- The Washington Times - Tuesday, April 6, 2004

H.J. Heinz Co. is seeing red — and not just in its ketchup bottles.

The Pittsburgh condiment maker has been putting considerable distance between its brand name and Democratic presidential candidate Sen. John Kerry of Massachusetts.

The company sent out 50 letters to news organizations in the past month to squash rumors circulating on the Internet and radio talk shows that it is involved with Mr. Kerry’s campaign.

Mr. Kerry’s wife, Teresa Heinz Kerry, is heiress to the $500 million family ketchup fortune. She was married to Republican Sen. H. John Heinz III, who was killed in a 1991 plane crash.

The Kerrys and their family are not involved in Heinz’s management, board of directors or charitable organization, the company said in the letters.

Mrs. Kerry, who is chairwoman of the Howard Heinz Endowment and Heinz Family Philanthropies, her children with Mr. Heinz and the Heinz family’s charitable groups own less than 4 percent of the company’s stock, according to the letter.

The company’s move came after the Heinz Endowments, two private foundations unrelated to the company’s foundation, were accused of funding Peaceful Tomorrows, a nonprofit group of families of victims of the September 11 terrorist attacks.

Peaceful Tomorrows strongly criticized President Bush’s use of footage from the attacks in his television ad that began running in early March.

The Heinz Endowments have denied accusations that they gave any funds to the group, said spokesman Doug Root.

But the similarities between the names and rumors that Heinz Co. would profit if Mr. Kerry wins the Democratic nomination or the general election prompted the company to take the pre-emptive measure, said spokesman Jack Kennedy.
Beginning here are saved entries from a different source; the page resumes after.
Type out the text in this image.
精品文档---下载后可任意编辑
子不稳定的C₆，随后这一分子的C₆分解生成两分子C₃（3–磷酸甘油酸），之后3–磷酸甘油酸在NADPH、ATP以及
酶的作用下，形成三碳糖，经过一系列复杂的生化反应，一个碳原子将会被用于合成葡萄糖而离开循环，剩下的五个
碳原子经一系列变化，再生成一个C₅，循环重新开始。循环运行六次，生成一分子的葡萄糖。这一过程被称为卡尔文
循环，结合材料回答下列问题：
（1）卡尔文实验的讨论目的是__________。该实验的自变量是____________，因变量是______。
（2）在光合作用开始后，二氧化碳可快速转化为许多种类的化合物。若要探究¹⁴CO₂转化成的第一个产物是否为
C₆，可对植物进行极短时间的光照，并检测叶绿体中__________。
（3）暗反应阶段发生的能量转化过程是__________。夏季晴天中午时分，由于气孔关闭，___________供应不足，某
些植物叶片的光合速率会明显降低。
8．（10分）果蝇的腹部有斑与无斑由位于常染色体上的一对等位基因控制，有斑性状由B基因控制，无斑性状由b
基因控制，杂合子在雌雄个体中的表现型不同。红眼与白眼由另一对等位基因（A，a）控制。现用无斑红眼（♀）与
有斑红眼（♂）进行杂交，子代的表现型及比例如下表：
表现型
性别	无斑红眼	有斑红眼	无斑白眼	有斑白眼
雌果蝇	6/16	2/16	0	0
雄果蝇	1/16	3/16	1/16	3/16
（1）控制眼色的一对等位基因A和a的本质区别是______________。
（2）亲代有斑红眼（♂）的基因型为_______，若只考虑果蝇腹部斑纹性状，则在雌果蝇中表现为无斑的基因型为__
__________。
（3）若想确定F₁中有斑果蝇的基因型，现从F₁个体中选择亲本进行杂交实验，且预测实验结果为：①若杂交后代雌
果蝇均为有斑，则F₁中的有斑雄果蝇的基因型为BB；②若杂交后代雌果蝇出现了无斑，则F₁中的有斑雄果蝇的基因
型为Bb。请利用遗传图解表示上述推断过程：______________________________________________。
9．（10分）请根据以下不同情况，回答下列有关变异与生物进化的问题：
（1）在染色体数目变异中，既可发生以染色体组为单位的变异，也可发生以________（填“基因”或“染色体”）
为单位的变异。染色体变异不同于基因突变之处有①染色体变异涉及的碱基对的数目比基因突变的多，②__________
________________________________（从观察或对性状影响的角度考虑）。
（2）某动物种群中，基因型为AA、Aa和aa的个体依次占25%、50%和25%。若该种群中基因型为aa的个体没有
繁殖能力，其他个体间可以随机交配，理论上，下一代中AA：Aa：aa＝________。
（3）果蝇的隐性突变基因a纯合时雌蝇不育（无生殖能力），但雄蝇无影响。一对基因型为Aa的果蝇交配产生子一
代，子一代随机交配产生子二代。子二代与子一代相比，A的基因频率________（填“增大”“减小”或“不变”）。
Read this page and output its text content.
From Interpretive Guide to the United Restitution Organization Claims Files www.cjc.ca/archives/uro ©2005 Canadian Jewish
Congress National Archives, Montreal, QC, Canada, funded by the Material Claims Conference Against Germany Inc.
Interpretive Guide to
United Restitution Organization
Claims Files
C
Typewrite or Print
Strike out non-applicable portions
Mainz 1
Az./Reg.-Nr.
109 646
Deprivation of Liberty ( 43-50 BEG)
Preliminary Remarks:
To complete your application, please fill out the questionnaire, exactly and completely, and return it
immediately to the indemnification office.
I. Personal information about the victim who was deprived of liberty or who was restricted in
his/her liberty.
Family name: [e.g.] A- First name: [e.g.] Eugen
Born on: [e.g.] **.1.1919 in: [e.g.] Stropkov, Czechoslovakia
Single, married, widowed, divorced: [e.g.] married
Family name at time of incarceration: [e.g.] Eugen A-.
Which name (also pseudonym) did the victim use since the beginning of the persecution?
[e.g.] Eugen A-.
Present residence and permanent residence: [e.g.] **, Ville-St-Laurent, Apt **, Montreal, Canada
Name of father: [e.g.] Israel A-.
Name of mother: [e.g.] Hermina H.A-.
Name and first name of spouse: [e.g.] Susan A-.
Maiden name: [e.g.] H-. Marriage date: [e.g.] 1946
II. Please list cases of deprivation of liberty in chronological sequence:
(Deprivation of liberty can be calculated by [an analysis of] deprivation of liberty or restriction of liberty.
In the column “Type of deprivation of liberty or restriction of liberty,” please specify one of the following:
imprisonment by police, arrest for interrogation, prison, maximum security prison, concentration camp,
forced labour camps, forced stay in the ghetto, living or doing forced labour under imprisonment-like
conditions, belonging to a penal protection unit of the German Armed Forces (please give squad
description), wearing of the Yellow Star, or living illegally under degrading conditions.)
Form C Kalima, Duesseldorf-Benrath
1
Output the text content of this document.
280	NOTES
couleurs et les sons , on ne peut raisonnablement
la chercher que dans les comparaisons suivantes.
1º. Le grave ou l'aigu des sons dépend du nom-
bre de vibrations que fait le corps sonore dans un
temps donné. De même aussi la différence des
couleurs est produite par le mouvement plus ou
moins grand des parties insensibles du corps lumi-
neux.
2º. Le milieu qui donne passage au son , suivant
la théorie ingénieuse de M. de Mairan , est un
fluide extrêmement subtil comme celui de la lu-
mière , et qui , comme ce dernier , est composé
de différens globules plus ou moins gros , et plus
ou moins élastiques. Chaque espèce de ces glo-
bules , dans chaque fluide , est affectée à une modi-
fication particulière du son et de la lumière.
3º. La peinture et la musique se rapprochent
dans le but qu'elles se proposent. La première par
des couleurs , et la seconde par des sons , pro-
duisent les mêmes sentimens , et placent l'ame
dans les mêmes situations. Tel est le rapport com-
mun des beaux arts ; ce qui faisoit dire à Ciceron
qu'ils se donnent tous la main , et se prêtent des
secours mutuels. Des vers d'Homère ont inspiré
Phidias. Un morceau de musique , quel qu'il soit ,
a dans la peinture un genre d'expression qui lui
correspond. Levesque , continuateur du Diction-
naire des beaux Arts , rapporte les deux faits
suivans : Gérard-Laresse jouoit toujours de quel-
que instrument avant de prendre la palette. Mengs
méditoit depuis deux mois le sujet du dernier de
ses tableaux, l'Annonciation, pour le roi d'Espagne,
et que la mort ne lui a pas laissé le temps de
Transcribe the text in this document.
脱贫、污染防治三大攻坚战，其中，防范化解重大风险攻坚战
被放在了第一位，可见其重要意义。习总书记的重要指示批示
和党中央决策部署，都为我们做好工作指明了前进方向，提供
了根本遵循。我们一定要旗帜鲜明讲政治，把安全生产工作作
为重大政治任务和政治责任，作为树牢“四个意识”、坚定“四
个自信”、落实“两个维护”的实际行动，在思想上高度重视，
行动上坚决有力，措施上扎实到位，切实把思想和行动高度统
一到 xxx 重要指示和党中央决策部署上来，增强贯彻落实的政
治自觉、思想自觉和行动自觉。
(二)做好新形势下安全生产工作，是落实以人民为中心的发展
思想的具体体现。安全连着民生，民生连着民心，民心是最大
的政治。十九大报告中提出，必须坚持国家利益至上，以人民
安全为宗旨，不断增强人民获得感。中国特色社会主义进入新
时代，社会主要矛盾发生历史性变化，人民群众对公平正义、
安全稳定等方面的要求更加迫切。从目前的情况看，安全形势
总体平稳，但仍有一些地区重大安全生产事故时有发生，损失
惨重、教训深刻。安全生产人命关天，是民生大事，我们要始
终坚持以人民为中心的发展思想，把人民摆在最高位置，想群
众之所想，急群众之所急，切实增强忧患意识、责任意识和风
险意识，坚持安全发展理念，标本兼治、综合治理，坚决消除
The company has received about 800 calls on the campaign connection since the presidential primaries began in January, Mr. Kennedy said. Heinz receives about 5,000 consumer calls monthly.

“There was not a lot of feedback” from consumers praising Heinz or promising boycotts, but the company was beginning to see a trend of people connecting the brand name to Mr. Kerry’s campaign, Mr. Kennedy said.

“We wanted to make sure all sides understand our public-ownership situation and our nonpartisan stance,” he said.

Although some individual Heinz officials have contributed to political campaigns, the company shies away from making any collective endorsements, Mr. Kennedy said.

The only presidential campaign that the company has supported was its commercial spoof in 1988 for Morris the cat, who represented Heinz’s 9 Lives cat food.

Despite the flak, sales have not slipped because of the Kerry connection, Mr. Kennedy said.

San Francisco ketchup competitor Del Monte Foods Co., which has operations in Pittsburgh, also reported no sales changes for political reasons, said spokeswoman Melissa Murphy.

The “separation of Kerry and ketchup” is advantageous to both parties, said David Kusnet, a former speech writer for President Clinton and visiting fellow at the Economic Policy Institute, a Washington think tank.

Companies such as Heinz want to keep their brands neutral to avoid sparking consumer backlash, and Mr. Kerry would want to remain distant from a company that has overseas operations, Mr. Kusnet said.

The majority — 57 of 79 — of Heinz’s factories are overseas, because 60 percent of the company’s sales are outside the United States and the company wants factories close to the local markets, Mr. Kennedy said.

On the campaign trail, Mr. Kerry has proposed restructuring the corporate tax system to penalize “Benedict Arnold” corporations that send jobs offshore and reward companies that create jobs in the United States, while giving all U.S. businesses a 5 percent tax cut.